3. Post-Analytical Errors

• Data Interpretation:

• • Reference Ranges: Results can be misinterpreted if the laboratory does not use appropriate reference ranges based on the tested population.
  • Variability: Variability in results may arise from differences in methodology or equipment between laboratories.

• Human Error:

• • Pipetting Errors: Inaccurate pipetting can lead to errors in sample and reagent volumes. Ensure proper techniques and use calibrated pipettes.
  • Calculation Mistakes: Errors in calculating haemoglobin concentration from absorbance values can skew results.

---

Standardization of Instruments for Hemoglobin Estimation

1. Calibration of Spectrophotometer

• Blank Calibration:

• • Use distilled water or a blank of the reagent solution (Drabkin’s solution) to set the baseline absorbance to zero. This step ensures that only the absorbance from the haemoglobin is measured.

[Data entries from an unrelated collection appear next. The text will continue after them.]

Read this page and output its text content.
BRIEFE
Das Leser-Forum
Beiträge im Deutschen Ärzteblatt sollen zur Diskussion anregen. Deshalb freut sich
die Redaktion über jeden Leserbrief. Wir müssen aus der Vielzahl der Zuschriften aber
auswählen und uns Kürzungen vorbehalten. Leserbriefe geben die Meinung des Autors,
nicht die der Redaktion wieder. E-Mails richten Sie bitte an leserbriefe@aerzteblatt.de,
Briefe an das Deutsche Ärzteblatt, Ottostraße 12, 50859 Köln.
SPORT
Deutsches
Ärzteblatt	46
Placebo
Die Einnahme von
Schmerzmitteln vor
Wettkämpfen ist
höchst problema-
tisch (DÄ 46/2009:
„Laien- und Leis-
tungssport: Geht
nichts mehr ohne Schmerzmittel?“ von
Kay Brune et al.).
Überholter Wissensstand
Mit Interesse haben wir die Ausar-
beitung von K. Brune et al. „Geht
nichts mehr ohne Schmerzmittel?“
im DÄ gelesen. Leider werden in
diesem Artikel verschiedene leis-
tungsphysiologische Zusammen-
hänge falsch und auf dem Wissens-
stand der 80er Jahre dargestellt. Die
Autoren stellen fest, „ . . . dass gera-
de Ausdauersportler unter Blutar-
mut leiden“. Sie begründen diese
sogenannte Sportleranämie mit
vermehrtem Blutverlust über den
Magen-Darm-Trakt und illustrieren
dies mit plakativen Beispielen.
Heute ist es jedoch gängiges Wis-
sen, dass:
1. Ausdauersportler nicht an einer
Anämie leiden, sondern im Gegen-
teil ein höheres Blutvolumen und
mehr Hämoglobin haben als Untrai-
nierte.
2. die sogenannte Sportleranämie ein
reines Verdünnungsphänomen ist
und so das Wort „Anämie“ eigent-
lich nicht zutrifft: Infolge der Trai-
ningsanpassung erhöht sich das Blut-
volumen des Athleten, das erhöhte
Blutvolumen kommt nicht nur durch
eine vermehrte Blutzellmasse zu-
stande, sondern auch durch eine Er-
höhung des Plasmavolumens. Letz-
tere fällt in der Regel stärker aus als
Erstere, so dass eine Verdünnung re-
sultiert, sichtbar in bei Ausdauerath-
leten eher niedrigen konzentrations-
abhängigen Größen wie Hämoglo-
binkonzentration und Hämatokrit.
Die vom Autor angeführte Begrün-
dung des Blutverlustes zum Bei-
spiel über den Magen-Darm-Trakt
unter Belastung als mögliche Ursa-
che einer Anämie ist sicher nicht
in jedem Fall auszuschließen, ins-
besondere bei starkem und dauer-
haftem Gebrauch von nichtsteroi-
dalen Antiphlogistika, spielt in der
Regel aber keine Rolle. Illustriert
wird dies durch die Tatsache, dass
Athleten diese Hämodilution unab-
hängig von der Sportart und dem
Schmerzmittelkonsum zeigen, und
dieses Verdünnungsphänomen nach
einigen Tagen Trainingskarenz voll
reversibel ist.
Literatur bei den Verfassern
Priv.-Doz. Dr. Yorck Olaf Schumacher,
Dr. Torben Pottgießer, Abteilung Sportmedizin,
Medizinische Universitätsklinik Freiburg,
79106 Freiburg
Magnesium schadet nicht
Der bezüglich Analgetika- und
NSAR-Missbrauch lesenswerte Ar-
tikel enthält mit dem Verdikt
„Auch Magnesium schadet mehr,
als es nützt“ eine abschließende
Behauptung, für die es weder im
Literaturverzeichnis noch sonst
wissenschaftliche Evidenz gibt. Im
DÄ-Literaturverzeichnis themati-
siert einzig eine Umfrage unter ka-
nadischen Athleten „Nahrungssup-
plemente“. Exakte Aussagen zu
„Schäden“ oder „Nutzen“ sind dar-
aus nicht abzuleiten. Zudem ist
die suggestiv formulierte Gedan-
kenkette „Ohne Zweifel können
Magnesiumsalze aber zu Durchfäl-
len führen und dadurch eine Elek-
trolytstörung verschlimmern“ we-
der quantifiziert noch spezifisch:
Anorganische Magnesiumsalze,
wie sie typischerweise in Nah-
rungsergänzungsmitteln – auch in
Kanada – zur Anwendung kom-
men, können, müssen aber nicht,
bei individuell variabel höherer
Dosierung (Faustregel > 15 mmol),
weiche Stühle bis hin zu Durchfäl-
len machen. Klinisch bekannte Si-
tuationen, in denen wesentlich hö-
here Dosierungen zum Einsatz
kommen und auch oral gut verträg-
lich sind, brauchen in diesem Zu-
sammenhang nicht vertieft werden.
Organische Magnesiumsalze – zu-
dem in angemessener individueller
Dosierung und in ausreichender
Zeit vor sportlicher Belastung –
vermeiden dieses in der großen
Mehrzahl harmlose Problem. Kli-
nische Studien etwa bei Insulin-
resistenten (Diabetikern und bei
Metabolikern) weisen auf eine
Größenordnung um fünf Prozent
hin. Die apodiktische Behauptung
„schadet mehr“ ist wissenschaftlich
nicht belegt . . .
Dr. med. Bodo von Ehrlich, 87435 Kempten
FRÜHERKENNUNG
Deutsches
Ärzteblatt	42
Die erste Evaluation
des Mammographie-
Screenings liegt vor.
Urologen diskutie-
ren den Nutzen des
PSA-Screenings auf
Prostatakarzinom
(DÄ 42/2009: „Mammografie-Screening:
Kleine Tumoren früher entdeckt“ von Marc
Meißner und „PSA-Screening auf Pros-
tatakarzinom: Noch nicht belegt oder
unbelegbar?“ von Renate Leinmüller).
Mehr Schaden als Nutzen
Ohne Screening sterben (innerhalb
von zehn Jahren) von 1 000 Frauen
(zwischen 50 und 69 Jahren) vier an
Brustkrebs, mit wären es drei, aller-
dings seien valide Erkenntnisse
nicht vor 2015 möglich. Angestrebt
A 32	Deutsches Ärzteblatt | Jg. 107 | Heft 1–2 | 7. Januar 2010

• Standard Curve Preparation:

• • Create a standard curve using several known haemoglobin concentrations (e.g., 0, 5, 10, 15 g/dL). Measure the absorbance of these standards to establish a relationship between absorbance and concentration.
  • Plot the absorbance against haemoglobin concentration to derive the equation for future calculations.

 

2. Quality Control

• Control Samples:

• • Use quality control samples with known haemoglobin concentrations alongside patient samples. Regular testing of controls helps monitor the accuracy and precision of the method.
  • Analyze control samples daily to ensure the system is functioning correctly.

• Documentation:

• • Maintain a log of all control measurements, calibration data, and any adjustments made to the equipment or procedures. This documentation is crucial for tracking performance over time.

 

3. Routine Maintenance

• Cleaning:

• • Regularly clean cuvettes and the spectrophotometer to prevent contamination and ensure consistent results. Follow the manufacturer’s recommendations for cleaning procedures.

• Professional Servicing:

• • Schedule periodic servicing and calibrating of the spectrophotometer by qualified technicians to maintain accuracy and reliability.

 

4. Training of Personnel

• Standard Operating Procedures (SOPs):

• • Develop and implement clear SOPs for all aspects of haemoglobin testing, including specimen collection, reagent preparation, measurement, and interpretation.
  • Ensure that all laboratory personnel know and adhere to these SOPs.

• Training Programs:

• • Provide regular training for staff on the latest techniques, equipment use, and error-reduction strategies. Continuous education helps reduce human error and improve overall laboratory performance.